Cash Flowing Property Question

Nick Noon
Pro Member
  • Chelmsford, MA
Posted

Although I am yet to make my first real estate deal, I have been reading a lot and learning the game and one of the major points of emphasis is a properties ability to cash-flow.  I may be mistaken, but I think you can pretty much get any property to cash-flow, correct? 

For example - round numbers: Let's say there is a duplex property for sale for $300,000. The rental income is $2,400/month and my expenses are $1,200/month (This includes CapEx, Vacancy, utilities, etc..)

Scenario #1: FHA loan, 3.5% down - Total note is $289,500 with a mortgage payment of $1,380. In this case I have a negative cash flow of ($180)/month. This is a bad deal.

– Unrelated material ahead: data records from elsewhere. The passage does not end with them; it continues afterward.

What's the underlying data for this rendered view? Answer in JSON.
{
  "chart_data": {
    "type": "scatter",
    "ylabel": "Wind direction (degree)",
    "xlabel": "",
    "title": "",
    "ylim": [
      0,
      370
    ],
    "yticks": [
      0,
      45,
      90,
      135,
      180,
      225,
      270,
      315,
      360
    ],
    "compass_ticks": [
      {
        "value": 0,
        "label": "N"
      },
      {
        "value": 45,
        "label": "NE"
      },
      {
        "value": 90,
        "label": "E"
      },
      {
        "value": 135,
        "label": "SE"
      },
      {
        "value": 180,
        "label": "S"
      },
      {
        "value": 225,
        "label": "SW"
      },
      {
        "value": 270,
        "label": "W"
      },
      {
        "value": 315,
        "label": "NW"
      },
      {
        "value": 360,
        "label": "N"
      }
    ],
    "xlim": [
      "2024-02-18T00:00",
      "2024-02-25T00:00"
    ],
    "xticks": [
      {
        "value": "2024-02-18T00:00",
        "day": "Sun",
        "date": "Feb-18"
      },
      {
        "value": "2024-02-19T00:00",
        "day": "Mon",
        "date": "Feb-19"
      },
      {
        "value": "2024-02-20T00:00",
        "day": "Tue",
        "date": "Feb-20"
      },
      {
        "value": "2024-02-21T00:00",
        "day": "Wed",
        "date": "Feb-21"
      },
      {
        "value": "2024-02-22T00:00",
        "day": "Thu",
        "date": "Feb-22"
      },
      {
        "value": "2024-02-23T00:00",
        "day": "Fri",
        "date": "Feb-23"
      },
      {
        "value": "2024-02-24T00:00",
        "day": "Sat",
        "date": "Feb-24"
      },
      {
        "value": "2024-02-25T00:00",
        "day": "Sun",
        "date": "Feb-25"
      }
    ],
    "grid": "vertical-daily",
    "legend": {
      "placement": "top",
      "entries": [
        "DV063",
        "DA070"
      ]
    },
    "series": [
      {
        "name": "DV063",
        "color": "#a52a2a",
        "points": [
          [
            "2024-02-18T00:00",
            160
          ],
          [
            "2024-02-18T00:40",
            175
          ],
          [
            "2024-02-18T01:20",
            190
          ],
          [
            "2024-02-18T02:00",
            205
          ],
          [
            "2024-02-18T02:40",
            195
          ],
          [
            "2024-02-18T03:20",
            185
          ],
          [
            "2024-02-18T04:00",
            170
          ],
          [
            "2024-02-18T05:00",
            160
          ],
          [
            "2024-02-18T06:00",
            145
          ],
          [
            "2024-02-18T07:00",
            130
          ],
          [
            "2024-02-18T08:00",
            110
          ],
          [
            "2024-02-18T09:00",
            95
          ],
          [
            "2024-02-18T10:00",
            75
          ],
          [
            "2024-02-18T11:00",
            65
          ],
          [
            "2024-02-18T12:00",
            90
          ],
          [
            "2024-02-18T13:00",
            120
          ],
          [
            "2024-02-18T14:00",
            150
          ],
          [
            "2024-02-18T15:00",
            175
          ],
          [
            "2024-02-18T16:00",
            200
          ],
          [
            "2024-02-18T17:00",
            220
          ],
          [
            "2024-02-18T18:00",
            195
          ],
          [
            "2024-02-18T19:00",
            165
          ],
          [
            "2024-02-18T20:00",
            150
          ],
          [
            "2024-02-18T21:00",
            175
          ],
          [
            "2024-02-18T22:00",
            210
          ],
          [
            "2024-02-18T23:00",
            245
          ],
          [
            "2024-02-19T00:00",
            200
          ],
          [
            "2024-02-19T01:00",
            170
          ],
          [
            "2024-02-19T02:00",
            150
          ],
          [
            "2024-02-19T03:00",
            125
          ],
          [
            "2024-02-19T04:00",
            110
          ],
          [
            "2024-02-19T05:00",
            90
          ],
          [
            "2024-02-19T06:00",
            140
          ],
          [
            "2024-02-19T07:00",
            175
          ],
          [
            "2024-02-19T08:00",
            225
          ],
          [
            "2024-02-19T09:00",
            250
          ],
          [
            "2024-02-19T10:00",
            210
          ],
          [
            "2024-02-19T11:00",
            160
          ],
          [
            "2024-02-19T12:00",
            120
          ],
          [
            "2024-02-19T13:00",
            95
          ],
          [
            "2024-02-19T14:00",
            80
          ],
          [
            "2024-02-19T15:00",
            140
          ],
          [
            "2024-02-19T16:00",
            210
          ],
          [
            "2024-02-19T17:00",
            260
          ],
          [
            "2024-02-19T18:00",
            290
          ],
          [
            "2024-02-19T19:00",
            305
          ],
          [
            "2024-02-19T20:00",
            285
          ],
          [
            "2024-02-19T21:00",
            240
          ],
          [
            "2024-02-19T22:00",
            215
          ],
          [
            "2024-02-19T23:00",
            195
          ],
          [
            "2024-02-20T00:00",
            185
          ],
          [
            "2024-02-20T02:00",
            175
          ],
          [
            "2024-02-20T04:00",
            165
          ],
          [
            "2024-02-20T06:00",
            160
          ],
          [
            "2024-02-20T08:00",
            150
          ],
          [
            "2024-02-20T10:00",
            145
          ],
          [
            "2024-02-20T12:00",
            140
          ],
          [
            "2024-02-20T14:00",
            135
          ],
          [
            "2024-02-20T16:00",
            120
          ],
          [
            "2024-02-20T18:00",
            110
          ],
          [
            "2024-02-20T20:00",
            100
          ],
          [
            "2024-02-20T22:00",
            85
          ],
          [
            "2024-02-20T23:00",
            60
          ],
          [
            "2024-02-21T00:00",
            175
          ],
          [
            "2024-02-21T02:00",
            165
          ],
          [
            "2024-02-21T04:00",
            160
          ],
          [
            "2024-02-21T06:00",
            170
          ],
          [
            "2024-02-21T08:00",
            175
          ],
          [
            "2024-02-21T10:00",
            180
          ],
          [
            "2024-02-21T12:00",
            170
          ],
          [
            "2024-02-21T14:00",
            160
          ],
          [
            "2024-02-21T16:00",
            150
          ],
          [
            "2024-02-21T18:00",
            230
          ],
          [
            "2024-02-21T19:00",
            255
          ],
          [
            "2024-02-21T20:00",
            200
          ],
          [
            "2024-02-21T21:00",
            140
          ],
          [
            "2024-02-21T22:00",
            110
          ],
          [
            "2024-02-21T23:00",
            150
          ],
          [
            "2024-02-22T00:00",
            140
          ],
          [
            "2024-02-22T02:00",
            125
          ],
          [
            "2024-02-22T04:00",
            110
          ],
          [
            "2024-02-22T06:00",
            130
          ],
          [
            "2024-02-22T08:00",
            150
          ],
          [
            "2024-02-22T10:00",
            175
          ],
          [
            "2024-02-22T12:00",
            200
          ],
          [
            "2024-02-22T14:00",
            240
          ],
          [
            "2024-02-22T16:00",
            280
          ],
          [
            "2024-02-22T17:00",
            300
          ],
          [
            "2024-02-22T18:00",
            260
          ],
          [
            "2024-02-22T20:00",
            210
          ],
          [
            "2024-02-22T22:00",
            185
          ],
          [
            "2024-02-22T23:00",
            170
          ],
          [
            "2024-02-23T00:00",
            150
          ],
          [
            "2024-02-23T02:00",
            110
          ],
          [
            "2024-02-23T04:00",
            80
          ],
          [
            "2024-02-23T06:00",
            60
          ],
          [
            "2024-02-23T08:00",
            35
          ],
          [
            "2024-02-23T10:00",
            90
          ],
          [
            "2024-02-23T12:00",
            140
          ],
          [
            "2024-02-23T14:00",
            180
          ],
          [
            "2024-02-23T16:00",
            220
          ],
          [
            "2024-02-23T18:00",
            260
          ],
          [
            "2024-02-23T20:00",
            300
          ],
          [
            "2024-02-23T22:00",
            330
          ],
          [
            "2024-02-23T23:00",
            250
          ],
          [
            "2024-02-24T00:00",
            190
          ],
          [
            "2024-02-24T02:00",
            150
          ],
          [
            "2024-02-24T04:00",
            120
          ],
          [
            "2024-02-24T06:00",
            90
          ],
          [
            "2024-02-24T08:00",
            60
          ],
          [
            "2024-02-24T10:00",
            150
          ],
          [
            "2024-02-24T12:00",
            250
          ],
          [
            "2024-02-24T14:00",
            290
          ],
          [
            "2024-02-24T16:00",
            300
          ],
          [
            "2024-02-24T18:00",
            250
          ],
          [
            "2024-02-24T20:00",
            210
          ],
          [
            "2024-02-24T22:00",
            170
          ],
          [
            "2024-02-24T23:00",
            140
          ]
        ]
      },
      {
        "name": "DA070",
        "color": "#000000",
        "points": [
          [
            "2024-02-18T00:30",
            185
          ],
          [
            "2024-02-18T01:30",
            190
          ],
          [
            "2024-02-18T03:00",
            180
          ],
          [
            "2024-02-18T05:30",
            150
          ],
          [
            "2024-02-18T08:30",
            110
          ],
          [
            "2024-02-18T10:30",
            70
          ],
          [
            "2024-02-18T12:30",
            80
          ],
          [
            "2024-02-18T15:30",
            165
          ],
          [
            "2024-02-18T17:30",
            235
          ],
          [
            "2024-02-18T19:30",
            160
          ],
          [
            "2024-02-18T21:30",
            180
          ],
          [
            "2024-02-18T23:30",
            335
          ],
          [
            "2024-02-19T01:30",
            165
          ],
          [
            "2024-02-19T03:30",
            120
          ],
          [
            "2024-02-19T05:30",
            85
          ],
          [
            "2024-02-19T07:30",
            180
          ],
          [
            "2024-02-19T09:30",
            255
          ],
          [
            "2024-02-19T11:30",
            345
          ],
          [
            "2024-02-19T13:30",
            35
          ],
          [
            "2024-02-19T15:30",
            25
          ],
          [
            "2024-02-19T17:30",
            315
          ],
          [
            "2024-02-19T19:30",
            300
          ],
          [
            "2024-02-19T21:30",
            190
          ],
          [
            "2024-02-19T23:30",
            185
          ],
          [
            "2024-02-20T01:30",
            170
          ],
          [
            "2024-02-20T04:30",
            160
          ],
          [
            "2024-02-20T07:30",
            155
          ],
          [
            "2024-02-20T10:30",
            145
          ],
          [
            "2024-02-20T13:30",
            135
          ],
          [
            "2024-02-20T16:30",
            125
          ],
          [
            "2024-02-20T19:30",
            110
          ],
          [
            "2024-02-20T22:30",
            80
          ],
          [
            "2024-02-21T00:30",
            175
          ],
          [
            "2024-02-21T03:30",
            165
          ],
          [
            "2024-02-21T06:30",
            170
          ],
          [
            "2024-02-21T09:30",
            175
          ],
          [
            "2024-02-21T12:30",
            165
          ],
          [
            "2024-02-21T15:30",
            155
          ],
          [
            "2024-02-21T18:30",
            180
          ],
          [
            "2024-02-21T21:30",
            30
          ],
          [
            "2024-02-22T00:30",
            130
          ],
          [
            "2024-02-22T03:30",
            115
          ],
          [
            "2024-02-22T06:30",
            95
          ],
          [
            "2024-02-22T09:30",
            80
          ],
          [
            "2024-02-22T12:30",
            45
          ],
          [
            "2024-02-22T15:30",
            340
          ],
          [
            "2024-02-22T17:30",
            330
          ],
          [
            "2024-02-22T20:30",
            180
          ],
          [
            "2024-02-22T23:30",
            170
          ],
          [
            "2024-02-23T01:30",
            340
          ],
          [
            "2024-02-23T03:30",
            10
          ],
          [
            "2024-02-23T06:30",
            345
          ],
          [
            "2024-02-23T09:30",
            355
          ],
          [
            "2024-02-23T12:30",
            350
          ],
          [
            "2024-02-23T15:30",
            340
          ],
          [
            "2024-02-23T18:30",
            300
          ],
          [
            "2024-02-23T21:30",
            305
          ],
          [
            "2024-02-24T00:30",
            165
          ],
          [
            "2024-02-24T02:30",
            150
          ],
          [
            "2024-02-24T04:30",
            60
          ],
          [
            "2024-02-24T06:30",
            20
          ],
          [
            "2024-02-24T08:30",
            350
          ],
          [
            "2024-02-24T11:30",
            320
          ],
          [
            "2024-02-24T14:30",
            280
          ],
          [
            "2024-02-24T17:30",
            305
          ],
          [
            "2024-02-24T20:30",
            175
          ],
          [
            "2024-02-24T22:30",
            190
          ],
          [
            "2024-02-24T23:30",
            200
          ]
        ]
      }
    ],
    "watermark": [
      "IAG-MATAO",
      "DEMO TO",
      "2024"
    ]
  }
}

Scenario #2:  Conventional Loan, 30% down - Total note is $210,000 with a mortgage payment of $1,000.  In this case I have a positive cash flow of $200.

So the same exact property can be made to cash flow just by putting more money down correct? So I think it's not really the ability for the property to cash flow, because you can get pretty much any property to cash flow, but rather a function of how much skin you're willing to have in the game, and more importantly...your cash-on-cash ROI. With a 30% down payment your cash-on-cash ROI is at 2.6% which is clearly less than ideal.

So shouldn't more people be talking about ROI than they should be about a cash-flowing property? Getting $200/unit is nice, but how much money have you had to sacrifice to get that I think is the bigger question.